Refletindo sobre os nomes que saíram da Universidade Federal da Bahia, ao longo dos seus setenta anos, agora celebrados, e sem qualquer desdouro para quantos baianos ilustres honraram e honram as melhores tradições morais e intelectuais de nossa terra, concluímos que Roberto Santos é a cumeada, sua expressão máxima.

O aluno exemplar que se dedicava com excepcional apuro para chegar a diagnósticos difíceis, para encanto de mestres como Cézar de Araújo e Adriano Pondé, como lembrou a grande mestra Leda Jesuíno no discurso de saudação ao ingresso de Roberto Santos na Academia de Educação, resultou no professor e jovem catedrático da Faculdade de Medicina, aos 30 anos de idade, prestígio consolidado nos cursos e pesquisas que realizou em importantes universidades americanas e européias

. Registre-se, aliás, para minha satisfação, que, ainda estudante, conheci o professor Roberto Santos, no verdor dos seus 36 anos, nas duas conferências proferidas na Universidade de Harvard, em 1962, por Henry Kissinger, então assessor especial do Presidente Kennedy para assuntos estratégicos. Como baiano, desde então, recebia com orgulho, os repetidos comentários que ouvia, mundo afora, dando conta de que o professor Roberto Santos, antes mesmo de completar 40 anos, já era reputado uma das maiores sumidades médicas do País.

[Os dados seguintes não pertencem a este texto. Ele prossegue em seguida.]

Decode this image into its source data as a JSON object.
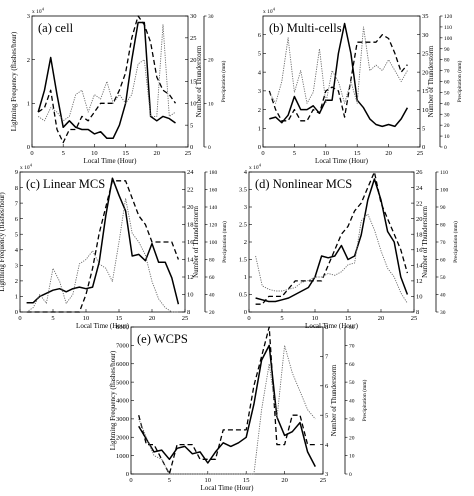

Roberto Santos é, sem dúvida, o produto da associação feliz entre a inteligência, a disciplina, a perseverança, a integridade e o acendrado desejo de servir. 

Neste mar de lama em que a Nação ora chafurda, nada como o assoalhamento da biografia de Roberto Santos como objeto de uma campanha nacional pela recuperação de nossa combalida moralidade e exaltação dos valores republicanos e de uma vida pública honrada. 

Roberto Santos continua, com sua militante presença, enriquecendo a vida das principais entidades culturais do nosso Estado que o consagram como o maior baiano vivo, na expressão cunhada pelo Professor Emérito da Universidade Federal da Bahia, Edivaldo Machado Boaventura.

Roberto Santos é uma estrela de primeira grandeza na constelação dos grandes vultos de nossa terra. Sobre sua biografia portentosa, e diante de seu lúcido testemunho, debruça-se encantada a consciência dos contemporâneos cultos, honrados e livres. Sua inspiradora saga existencial se ajusta à perfeição, como a luva à mão, à epígrafe que elaborou para si mesmo Orlando Gomes, braço direito de Edgar Santos na fundação e desenvolvimento da UFBA:

Infatigável no trabalho; Severo nos estudos; Grande nos afetos e Sereno nas preterições.